Kway Teow Soup
A classic Teochew rice noodle soup with clear savory broth, tender beef slices, silky noodles, and crispy garlic oil. Comforting and heartwarming.
Ingredients
14 items- Kway teow (fresh or dried) 200g
- Beef (tenderloin or sirloin) 100g
- Bean sprouts 50g
- Cilantro to taste
- Celery 1 stalk
- Garlic 3 cloves
- Vegetable oil 3 tbsp
- Beef or chicken broth 800 ml
- Fish sauce 1 tbsp
- Salt ½ tsp
- White pepper a pinch
- Soy sauce 1 tsp
- Cornstarch ½ tsp
- Sugar a pinch
Nutrition
Steps (10 steps)
Prepare ingredients: If dried, soak kway teow in cold water 30 min until soft. Slice beef thinly against grain; mix with soy sauce, cornstarch, sugar, a little oil; marinate 15 min. Trim bean sprouts, chop celery and cilantro, mince garlic.
Make garlic oil: In cold pan, add oil and garlic. Heat on low, stirring gently, until garlic turns golden (about 5 min). Strain oil, reserve crispy garlic.
Prepare broth: Pour 800 ml broth into pot. Bring to boil over high heat, then reduce to medium. Add fish sauce, salt, white pepper. Keep at gentle simmer for 5 min.
Blanch noodles: In another pot, boil water. Add kway teow, loosen with chopsticks, blanch 30 sec until soft. Drain and place in serving bowl.
Blanch bean sprouts: Add bean sprouts to boiling water, blanch 20 sec. Drain and put on noodles.
Cook beef: Keep broth at gentle simmer. Using chopsticks, swish beef slices in broth for 8 sec until they change color and curl. Immediately place in bowl.
Pour hot broth: Ladle the hot broth into bowl to submerge all ingredients. Residual heat will finish cooking the beef.
Garnish: Sprinkle chopped celery, cilantro, crispy garlic, and drizzle garlic oil on top. Serve immediately.
Adjust seasoning: Taste broth and add more fish sauce or white pepper if needed to balance.

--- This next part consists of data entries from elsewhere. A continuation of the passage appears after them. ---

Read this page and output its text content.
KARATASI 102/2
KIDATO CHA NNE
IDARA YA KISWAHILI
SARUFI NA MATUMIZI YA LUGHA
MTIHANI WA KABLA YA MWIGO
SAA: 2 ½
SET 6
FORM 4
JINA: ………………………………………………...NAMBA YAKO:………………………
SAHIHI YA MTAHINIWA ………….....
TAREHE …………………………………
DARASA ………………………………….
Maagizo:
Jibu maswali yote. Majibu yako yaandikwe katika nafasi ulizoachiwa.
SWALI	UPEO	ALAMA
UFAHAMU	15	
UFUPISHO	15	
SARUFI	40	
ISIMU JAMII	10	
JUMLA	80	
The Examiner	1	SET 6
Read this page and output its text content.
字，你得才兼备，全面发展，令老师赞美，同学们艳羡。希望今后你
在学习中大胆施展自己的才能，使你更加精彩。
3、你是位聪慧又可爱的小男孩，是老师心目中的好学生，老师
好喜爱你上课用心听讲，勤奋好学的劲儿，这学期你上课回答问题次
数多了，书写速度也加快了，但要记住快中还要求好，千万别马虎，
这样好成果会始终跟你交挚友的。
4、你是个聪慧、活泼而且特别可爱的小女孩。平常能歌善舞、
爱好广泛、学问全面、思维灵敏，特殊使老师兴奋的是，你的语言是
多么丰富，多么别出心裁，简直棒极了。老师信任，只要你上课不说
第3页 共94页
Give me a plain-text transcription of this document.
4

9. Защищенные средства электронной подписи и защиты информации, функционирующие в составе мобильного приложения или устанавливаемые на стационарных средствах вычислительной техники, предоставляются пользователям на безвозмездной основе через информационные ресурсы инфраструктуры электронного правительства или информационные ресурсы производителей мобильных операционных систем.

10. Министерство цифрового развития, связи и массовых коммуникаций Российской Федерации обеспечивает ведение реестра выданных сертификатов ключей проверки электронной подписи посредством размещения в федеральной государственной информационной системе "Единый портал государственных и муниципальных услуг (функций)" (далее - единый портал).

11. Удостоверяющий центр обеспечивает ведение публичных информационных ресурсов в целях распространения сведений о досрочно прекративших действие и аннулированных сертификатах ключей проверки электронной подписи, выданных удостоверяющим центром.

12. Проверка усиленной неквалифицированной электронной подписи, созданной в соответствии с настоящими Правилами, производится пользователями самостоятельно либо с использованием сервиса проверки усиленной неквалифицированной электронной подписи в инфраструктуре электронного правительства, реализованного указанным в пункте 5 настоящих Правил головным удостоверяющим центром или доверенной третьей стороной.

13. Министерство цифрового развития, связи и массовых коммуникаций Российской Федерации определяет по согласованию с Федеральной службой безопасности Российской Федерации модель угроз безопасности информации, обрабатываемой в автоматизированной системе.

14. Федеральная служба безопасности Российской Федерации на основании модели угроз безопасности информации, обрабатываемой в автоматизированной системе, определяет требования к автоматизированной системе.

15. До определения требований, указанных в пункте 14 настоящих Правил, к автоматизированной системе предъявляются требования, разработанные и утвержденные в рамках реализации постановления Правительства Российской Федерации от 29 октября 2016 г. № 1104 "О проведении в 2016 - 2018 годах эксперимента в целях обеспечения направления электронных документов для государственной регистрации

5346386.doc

Enjoy immediately: Soup is best eaten hot. Noodles become soft if left too long, beef toughens when cool.
Tips
Slice beef thinly against the grain. Marinating with a bit of oil and cornstarch helps keep it tender. Blanch beef only 8-10 seconds; it will continue cooking in hot broth. Fry garlic oil over low heat until just golden to avoid bitterness. Use quality broth, enhance with fish sauce and white pepper.